Arazi kadastrosu çalışması sonucunda özel mülkiyete konu olan bazı taşınmazlarda, ilgili idare tarafından arazi kadastrosu çalışması sonrasında yapılan orman kadastrosu çalışmasıyla birlikte söz konusu taşınmazlar, orman olarak tahdit edilen alanlarda kalabilmektedir.   

Ormanların, Devletin hüküm ve tasarrufu altında bulunan yerler olması münasebetiyle özel mülkiyete konu olamayacağından ilgili taşınmazların tapu sicilini düzeltim (tapu iptal ve tescil) davasına konu olduğu ve tapu siciline kayıtlı bu taşınmazlara ait kayıtların terkinine karar verildiği görülmektedir. Bu karara istinaden ise ilgili taşınmaz malikleri tarafından tapu sicilinin tutulmasından kaynaklı olarak tazminat davası açılmaktadır.

Bu çalışmada, özel mülkiyete konu olan taşınmazların orman sahasında kalmasının nedenleri, bu taşınmazlara ait tapu sicilinde bulunan kayıtların hükümsüz kalmasının nedeni, bu durumun mülkiyet hakkının ihlaline neden olup olmadığı ile mülkiyet hakkının ihlaline karşı açılabilecek tazminat davasına ilişkin hususlar hakkında değerlendirme yapılmıştır.

II. Giriş

Devletler, Anayasalarında önem verdikleri konular yönüyle düzenlemeler yapabilmektedir. Türkiye Cumhuriyeti’nin 1961 ve 1982 Anayasalarında ise özel düzenleme yapılan ve bu anayasaların kazuistik yapı kazanmasına neden olan konulardan biri de ormanla ilgili düzenlemelerdir.

1961 Anayasası’nın 131’inci maddesinde “Devlet ormanlarının mülkiyeti, yönetimi ve işletilmesi özel kişilere devrolunamaz. Bu ormanlar, zamanaşımıyla mülk edinilemez ve kamu yararı dışında irtifak hakkına konu olamaz” ile 1982 Anayasası’nın 169’uncu maddesinde “Devlet ormanlarının mülkiyeti devrolunamaz. Devlet ormanları kanuna göre, Devletçe yönetilir ve işletilir. Bu ormanlar zamanaşımı ile mülk edinilemez ve kamu yararı dışında irtifak hakkına konu olamaz” hükümleri bulunmaktadır. İlgili hükümlere bakıldığında, Türk Hukuk Sisteminde ormanların mülkiyetine yönelik verilen önem görülmektedir.

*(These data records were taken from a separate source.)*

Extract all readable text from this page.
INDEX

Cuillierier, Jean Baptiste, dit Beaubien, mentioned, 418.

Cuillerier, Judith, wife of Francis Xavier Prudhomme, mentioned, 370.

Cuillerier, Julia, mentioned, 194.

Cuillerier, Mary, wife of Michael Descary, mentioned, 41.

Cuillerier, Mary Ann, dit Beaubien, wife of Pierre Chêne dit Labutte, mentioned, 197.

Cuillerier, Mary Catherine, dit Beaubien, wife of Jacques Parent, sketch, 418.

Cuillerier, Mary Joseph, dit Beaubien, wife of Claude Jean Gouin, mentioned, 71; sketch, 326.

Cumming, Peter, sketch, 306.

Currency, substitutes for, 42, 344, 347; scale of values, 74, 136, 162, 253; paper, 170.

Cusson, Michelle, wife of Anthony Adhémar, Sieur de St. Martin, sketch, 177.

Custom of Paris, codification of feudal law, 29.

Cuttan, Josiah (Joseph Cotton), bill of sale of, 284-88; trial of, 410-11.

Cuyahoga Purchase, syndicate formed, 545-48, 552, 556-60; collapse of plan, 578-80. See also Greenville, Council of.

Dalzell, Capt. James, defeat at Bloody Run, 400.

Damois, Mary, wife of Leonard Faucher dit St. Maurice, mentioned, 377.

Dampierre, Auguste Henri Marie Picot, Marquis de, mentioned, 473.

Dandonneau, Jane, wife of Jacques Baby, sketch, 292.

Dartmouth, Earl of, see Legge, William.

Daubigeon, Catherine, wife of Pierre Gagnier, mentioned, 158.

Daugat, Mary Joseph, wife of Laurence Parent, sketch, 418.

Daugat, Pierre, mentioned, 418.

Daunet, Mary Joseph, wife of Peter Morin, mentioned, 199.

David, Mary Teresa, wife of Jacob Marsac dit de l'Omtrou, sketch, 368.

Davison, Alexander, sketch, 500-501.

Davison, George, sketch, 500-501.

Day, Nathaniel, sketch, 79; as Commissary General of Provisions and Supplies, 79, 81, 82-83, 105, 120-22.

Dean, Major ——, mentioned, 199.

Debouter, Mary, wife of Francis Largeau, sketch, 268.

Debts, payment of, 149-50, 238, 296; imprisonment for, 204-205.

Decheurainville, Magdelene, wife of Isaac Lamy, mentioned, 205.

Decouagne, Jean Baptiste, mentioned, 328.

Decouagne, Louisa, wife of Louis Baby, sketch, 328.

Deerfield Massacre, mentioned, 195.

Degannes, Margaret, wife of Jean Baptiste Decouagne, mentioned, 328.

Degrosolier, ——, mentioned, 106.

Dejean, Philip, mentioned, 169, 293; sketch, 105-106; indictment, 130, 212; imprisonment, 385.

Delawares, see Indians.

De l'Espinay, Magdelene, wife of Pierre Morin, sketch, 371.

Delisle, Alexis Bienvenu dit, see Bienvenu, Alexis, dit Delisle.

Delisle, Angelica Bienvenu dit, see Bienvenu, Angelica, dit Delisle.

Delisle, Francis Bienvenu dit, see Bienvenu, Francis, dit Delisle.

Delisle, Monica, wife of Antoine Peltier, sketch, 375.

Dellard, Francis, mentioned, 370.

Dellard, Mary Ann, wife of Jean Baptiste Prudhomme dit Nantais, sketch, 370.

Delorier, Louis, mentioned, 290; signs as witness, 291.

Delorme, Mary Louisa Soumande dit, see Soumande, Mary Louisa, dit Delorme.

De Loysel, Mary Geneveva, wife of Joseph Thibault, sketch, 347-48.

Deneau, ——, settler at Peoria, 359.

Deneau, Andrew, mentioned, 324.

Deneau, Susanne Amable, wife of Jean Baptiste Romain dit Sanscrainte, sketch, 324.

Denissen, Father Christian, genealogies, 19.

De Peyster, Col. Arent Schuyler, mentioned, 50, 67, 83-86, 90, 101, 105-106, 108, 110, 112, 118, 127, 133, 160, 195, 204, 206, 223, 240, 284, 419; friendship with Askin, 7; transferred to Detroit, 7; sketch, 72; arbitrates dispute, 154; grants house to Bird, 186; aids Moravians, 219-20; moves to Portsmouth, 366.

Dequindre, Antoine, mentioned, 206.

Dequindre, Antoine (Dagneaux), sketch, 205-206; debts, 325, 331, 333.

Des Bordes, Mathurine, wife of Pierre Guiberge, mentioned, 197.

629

Anayasa’nın ilgili hükümleri dikkate alındığında, ormanların devletin hüküm ve tasarrufu altında bulunan yerler olduğu, bu alanda özel mülkiyete konu taşınmazların bulunmaması gerektiği anlaşılmaktadır. Ancak halihazır duruma baktığımızda, orman sahası içerisinde tapu siciline tescil edilmiş olan özel mülkiyete konu taşınmazlar bulunmaktadır.

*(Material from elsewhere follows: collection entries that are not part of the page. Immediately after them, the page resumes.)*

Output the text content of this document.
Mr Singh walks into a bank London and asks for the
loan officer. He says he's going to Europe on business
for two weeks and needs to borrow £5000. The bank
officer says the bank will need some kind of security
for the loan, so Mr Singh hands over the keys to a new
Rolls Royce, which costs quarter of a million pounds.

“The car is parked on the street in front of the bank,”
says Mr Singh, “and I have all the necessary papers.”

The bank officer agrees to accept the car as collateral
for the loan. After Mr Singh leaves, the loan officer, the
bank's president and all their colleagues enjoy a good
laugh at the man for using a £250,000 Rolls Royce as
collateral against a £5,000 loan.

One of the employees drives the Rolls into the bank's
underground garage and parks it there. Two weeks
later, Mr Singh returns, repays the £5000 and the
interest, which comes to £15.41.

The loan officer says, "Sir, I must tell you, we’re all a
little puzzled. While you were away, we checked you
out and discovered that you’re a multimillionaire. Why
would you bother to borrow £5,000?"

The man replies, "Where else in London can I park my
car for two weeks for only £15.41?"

Bu taşınmazların tapu sicilinde oluşumu ise arazi ve orman kadastrosu çalışmalarının farklı idareler tarafından uyumlu bir şekilde yürütülmemesi başta olmak üzere dönemin ölçme aletleri ile planların yeterli hassasiyette olmaması (orman kadastrosu haritalarının 1/35000 ölçekte olması ve orman sınır noktalarının yeterli sıklıkta olmaması) gibi nedenlerden kaynaklanmaktadır.

Orman sahasında kalan özel mülkiyete konu taşınmazlara ilişkin gerekli değerlendirmelerde bulunmadan önce ormanın tanımının yapılması ve orman kadastrosu ile arazi kadastrosu çalışmalarına ilişkin normların tespiti gerekmektedir.

III. Çalışmaya Konu Olan Olguya İlişkin Normların Tespiti

a) Orman, Orman Kadastrosu ve Arazi Kadastrosunun Tanımı

Ülkemizde, orman arazilerinin sınırlarının belirlenmesi, kadastro çalışmalarının yapılması ve mekânsal düzlem altlıklarının oluşturulmasına ilişkin ilk kanun 18.02.1937 tarihli Resmî Gazete’de yayımlanan ve 01.06.1937 tarihinde yürürlüğe giren 3116 sayılı Orman Kanunu’dur. [1] İlgili kanunda, “ … kendi kendine yetişmiş veya emekle yetiştirilmiş olup da herhangi bir orman hasılatı veren ağaç ve ağaççıkların halleri yerleri ile beraber orman sayılır.” şeklinde ormanın tanımı yapılmıştır.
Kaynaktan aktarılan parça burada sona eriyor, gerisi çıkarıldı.